The best-known tools of the backcountry snowboarding trade all deal with avalanche rescue - beacon, shovel and probe. But if you really plan to get out there, you should be prepared for other types of emergencies. A survival kit with things like firestarting gear, navigation equipment, emergency shelter and multi-tool is a must.
On its latest installment of Every Third Thursday, a monthly Web series, Signal Snowboards decided to build that survival kit (or at least part of it) into the snowboard itself. They started with the idea of a splitboard, which is a snowboard that splits into two skis to allow backcountry snowboarders to ski up the mountain and then snowboard down. Instead of two pieces, the Survivor is split into three pieces, with the middle piece utilizing the board's natural curve as a shovel. The two outside pieces work as small skis.
From this basic triple-split design, Signal added all kinds of a peripheral gear. A retractable saw blade in one of the skis makes for what looks like a rather large, capable saw for cutting firewood. A flint mounted to the side of the snowboard lets you start a fire. A built-in compass and thermometer give you important readings about your environment. The board's base is done up in "rescue me" orange with an SOS sign. In the end, the board addresses three of the 10 essentials - navigation (compass), fire (flint), and emergency shelter (shovel for building snow cave).
With everything going on in the survival aspect of the board, it's easy to forget that this thing is a snowboard first and foremost. And even in that element, it brings multiple functions. Not only do all three pieces clip together to create a regular snowboard, but the two skis can be connected without the middle shovel component, making a smaller, lighter powder surfer for having a little fun in deep snow.
After building the board, the crew took it to Colorado's Berthoud Pass and used it both for shredding and shoveling together a massive, nine-man snow cave/fortress.

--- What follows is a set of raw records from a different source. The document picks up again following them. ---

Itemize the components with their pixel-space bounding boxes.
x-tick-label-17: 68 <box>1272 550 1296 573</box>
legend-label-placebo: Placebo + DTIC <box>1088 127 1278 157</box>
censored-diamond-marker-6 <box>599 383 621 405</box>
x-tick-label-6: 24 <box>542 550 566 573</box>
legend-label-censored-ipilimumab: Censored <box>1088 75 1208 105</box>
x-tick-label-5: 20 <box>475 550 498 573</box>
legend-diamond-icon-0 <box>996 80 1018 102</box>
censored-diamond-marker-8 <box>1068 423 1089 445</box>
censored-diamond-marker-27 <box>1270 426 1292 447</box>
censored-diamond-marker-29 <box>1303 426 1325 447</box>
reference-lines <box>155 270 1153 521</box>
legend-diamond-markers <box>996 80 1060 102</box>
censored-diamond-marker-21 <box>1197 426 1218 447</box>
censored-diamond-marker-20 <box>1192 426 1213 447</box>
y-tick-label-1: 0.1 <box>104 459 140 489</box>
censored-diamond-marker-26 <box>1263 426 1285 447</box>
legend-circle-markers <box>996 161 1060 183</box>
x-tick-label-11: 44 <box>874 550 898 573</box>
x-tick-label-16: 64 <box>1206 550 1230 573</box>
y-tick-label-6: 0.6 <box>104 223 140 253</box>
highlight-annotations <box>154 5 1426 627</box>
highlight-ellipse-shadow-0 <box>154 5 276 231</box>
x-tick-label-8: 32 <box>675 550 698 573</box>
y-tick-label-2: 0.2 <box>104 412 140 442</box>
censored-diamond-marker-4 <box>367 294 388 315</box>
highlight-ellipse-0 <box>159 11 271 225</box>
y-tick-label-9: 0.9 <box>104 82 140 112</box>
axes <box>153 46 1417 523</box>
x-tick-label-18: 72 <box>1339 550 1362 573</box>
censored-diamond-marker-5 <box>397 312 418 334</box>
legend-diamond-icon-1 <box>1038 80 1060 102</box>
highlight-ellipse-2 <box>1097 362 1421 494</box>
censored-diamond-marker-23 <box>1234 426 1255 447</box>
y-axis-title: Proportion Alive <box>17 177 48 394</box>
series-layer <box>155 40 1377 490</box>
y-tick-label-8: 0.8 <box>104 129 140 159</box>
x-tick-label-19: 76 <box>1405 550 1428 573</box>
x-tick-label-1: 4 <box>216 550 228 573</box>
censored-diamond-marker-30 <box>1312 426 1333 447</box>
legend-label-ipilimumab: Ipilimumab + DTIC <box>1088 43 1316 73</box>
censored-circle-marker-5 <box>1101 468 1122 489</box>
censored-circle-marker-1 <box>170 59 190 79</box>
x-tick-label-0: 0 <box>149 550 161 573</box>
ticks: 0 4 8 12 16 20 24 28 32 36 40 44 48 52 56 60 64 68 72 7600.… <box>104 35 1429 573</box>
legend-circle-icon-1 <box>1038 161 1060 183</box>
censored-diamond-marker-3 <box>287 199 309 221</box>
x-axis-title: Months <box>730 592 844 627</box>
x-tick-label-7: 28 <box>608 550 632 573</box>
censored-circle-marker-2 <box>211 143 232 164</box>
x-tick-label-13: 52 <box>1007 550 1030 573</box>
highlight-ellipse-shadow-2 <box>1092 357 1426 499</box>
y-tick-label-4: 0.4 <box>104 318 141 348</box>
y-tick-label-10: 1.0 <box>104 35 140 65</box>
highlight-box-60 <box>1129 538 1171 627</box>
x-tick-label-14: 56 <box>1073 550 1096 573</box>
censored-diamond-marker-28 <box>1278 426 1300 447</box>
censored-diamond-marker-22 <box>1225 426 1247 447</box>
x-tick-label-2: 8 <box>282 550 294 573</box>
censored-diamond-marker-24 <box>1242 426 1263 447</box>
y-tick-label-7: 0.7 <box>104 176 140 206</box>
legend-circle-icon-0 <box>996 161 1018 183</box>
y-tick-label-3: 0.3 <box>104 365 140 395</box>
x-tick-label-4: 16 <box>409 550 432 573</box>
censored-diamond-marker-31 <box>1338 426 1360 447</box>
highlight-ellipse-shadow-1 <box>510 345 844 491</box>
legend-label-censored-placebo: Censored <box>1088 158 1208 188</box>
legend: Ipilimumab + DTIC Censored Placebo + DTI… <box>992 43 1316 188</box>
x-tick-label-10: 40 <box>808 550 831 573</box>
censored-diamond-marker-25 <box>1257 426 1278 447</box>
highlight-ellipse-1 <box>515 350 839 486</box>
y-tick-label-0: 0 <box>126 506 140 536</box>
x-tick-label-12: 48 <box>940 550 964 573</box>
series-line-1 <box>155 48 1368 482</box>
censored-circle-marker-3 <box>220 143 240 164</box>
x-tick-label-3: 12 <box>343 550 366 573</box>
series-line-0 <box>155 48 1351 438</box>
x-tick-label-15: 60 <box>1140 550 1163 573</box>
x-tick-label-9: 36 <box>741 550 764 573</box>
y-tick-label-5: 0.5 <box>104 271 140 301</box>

Testers admitted that the ride was a little soft and awkward because of the three-piece design and inner metal edges, but given all it can do, it seems fun enough. The shovel looks solid enough for doing work on the snow cave (it got plenty of help from more traditional shovels), but it doesn't look like a suitable replacement for an actual avalanche shovel. There's no footage of the saw spitting out firewood or the flint sparking the campfire, so we're not so sure how those worked out in real life.